FRED AND VIOLET CLARK
123 ANNETTS PARADE
MOSSY POINT


Fred and Violet, and their son Ed, were early permanent residents of Mossy Point.
When you cross the bridge from Mossy Point to Coronation Drive Broulee there are five houses on your left.  Mrs Violet Clark subdivided the portion and sold the blocks on the dunes after years of a futile battle trying to prevent camping, and associated fouling, there. 

On the seaward side of the first dunes block south of the bridge, there was a block that has been reclaimed by the shifting sand.   It may have been 'bought back' by Eurobodalla Shire Council, the same way that the blocks sold on Broulee Island were bought back.


Picture
The red roofed house was Fred and Violet Clark's at 123 Annetts Parade. From a 1966 postcard RF.
Picture
Ed and Elaine Clark's house at 1 Coronation Drive Broulee. EM.
ED AND ELAINE CLARK
23 ANNETTS PARADE MOSSY POINT AND 1 CORONATION DRIVE BROULEE.

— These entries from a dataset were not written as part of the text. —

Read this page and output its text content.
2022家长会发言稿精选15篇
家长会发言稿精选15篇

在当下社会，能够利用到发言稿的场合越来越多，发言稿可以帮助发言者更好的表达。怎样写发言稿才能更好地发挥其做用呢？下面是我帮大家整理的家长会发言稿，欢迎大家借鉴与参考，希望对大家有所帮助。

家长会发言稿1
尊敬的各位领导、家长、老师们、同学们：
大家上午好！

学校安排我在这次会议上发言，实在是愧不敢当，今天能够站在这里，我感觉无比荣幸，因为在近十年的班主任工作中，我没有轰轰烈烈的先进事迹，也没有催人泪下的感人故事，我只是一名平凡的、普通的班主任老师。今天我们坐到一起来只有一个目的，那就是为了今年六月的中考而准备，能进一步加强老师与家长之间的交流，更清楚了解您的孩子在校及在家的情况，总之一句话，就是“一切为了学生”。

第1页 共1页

Early permanent residents Ed and Elaine (nee Freeman) had been at school together in Canberra. Ed was the son of Fred and Violet Clark of 123 Annetts Parade.  In the 1940s before she moved to the Coast, Elaine was one of the quite a few who used to travel between the Coast and Canberra in the back of a truck or utility, not enjoying the dust from the gravel road.  Until their new home in Broulee (first on the right after the bridge) was complete, Ed and Elaine Clark lived at Lot 133 (23 Annetts Parade), next to Mrs Jean Arnold (who was then Mrs Whitham).

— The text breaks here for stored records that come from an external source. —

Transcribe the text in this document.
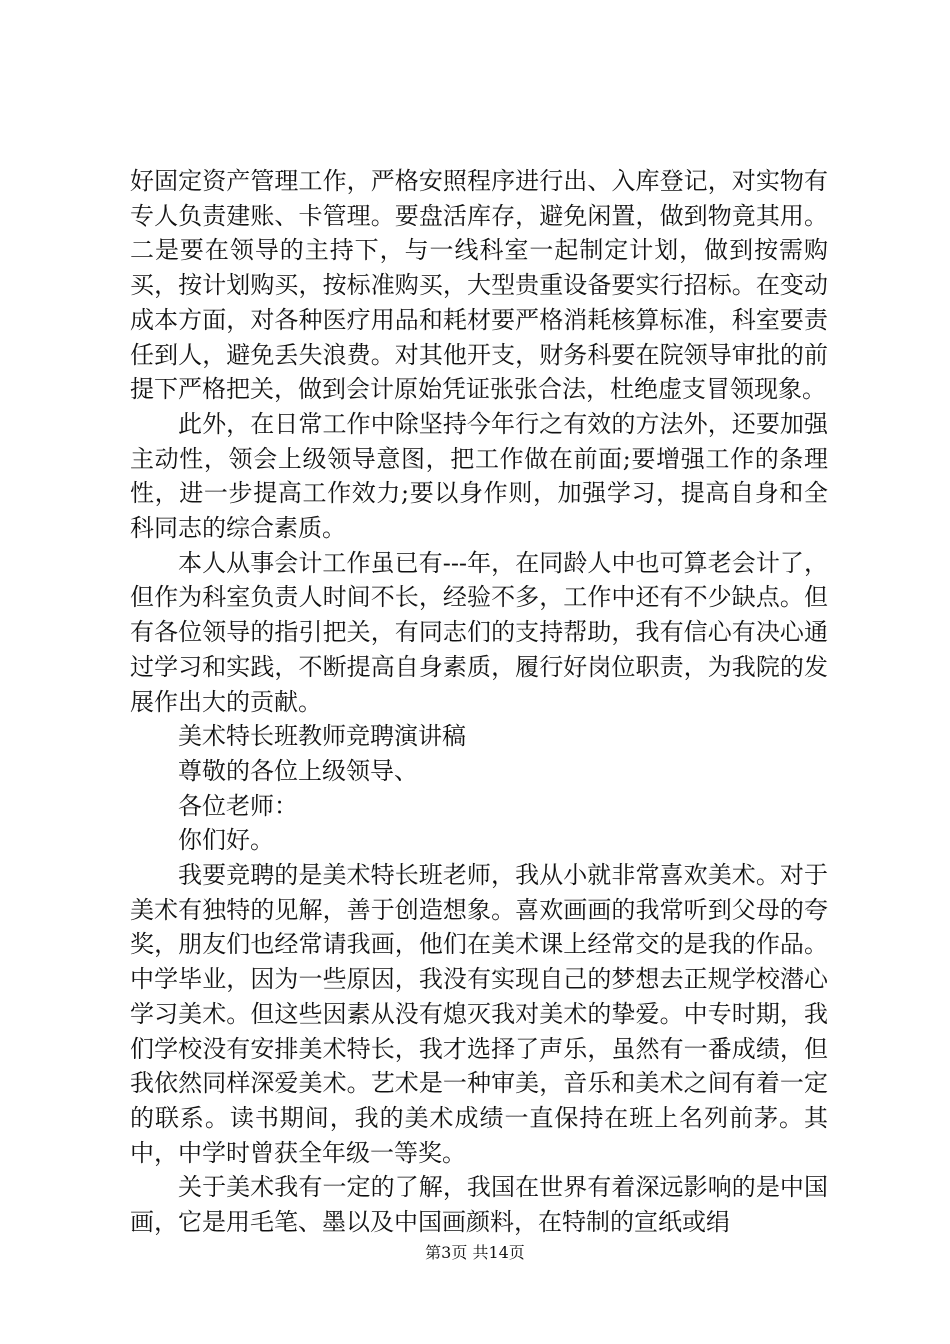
好固定资产管理工作，严格安照程序进行出、入库登记，对实物有专人负责建账、卡管理。要盘活库存，避免闲置，做到物竟其用。二是要在领导的主持下，与一线科室一起制定计划，做到按需购买，按计划购买，按标准购买，大型贵重设备要实行招标。在变动成本方面，对各种医疗用品和耗材要严格消耗核算标准，科室要责任到人，避免丢失浪费。对其他开支，财务科要在院领导审批的前提下严格把关，做到会计原始凭证张张合法，杜绝虚支冒领现象。

此外，在日常工作中除坚持今年行之有效的方法外，还要加强主动性，领会上级领导意图，把工作做在前面;要增强工作的条理性，进一步提高工作效力;要以身作则，加强学习，提高自身和全科同志的综合素质。

本人从事会计工作虽已有---年，在同龄人中也可算老会计了，但作为科室负责人时间不长，经验不多，工作中还有不少缺点。但有各位领导的指引把关，有同志们的支持帮助，我有信心有决心通过学习和实践，不断提高自身素质，履行好岗位职责，为我院的发展作出大的贡献。

美术特长班教师竞聘演讲稿

尊敬的各位上级领导、

各位老师：

你们好。

我要竞聘的是美术特长班老师，我从小就非常喜欢美术。对于美术有独特的见解，善于创造想象。喜欢画画的我常听到父母的夸奖，朋友们也经常请我画，他们在美术课上经常交的是我的作品。中学毕业，因为一些原因，我没有实现自己的梦想去正规学校潜心学习美术。但这些因素从没有熄灭我对美术的挚爱。中专时期，我们学校没有安排美术特长，我才选择了声乐，虽然有一番成绩，但我依然同样深爱美术。艺术是一种审美，音乐和美术之间有着一定的联系。读书期间，我的美术成绩一直保持在班上名列前茅。其中，中学时曾获全年级一等奖。

关于美术我有一定的了解，我国在世界有着深远影响的是中国画，它是用毛笔、墨以及中国画颜料，在特制的宣纸或绢

第3页 共14页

Through the 1950s and 1960s Ed was 'The Local Builder'.

Clarks arranged for Athol and Eric Reid to butcher their cow after she ran dry, and for a long time had drums of pickled or corned meat around. The drums were about 20 litres, square sided with a round hole in the top and a fitted lid.

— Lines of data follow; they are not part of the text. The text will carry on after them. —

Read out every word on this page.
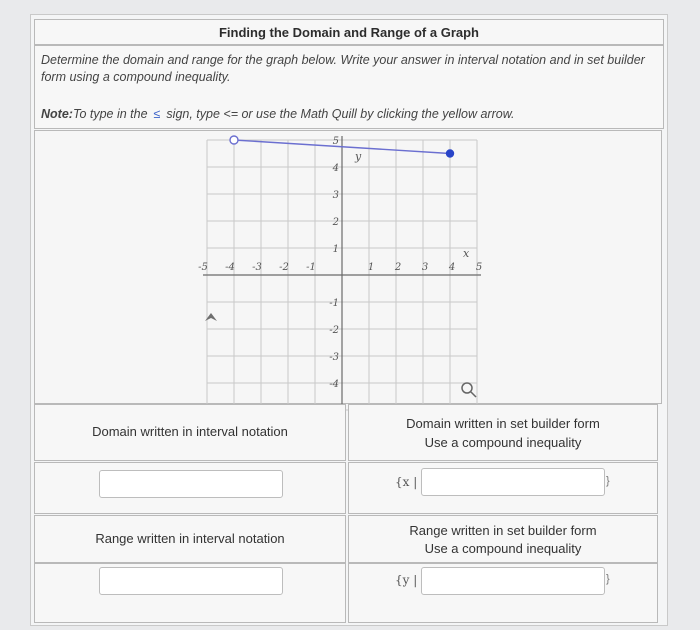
Finding the Domain and Range of a Graph
Determine the domain and range for the graph below. Write your answer in interval notation and in set builder form using a compound inequality.
Note:To type in the ≤ sign, type <= or use the Math Quill by clicking the yellow arrow.
-5 -4 -3 -2 -1	1 2 3 4 5
5
4
3
2
1
-1
-2
-3
-4
x
y
Domain written in interval notation
Domain written in set builder form
Use a compound inequality
{x |	}
Range written in interval notation
Range written in set builder form
Use a compound inequality
{y |	}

Ed Clark was involved in the rescue after the Turners' boating tragedy, see the entry for Turner in the A to Z page.

For a while church services were conducted in Ed and Elaine's lounge room.

Ed and Elaine kept current an oyster lease over the area on the southern side of The Creek, upstream from the bridge.  The purpose of that was to prevent someone else taking out a lease there, and seeding the area with oysters, which would have spoiled the area for water recreation.  A benevolent act, and scores of holiday makers enjoying that part of The Creek benefited, and still benefit, without realising their good fortune.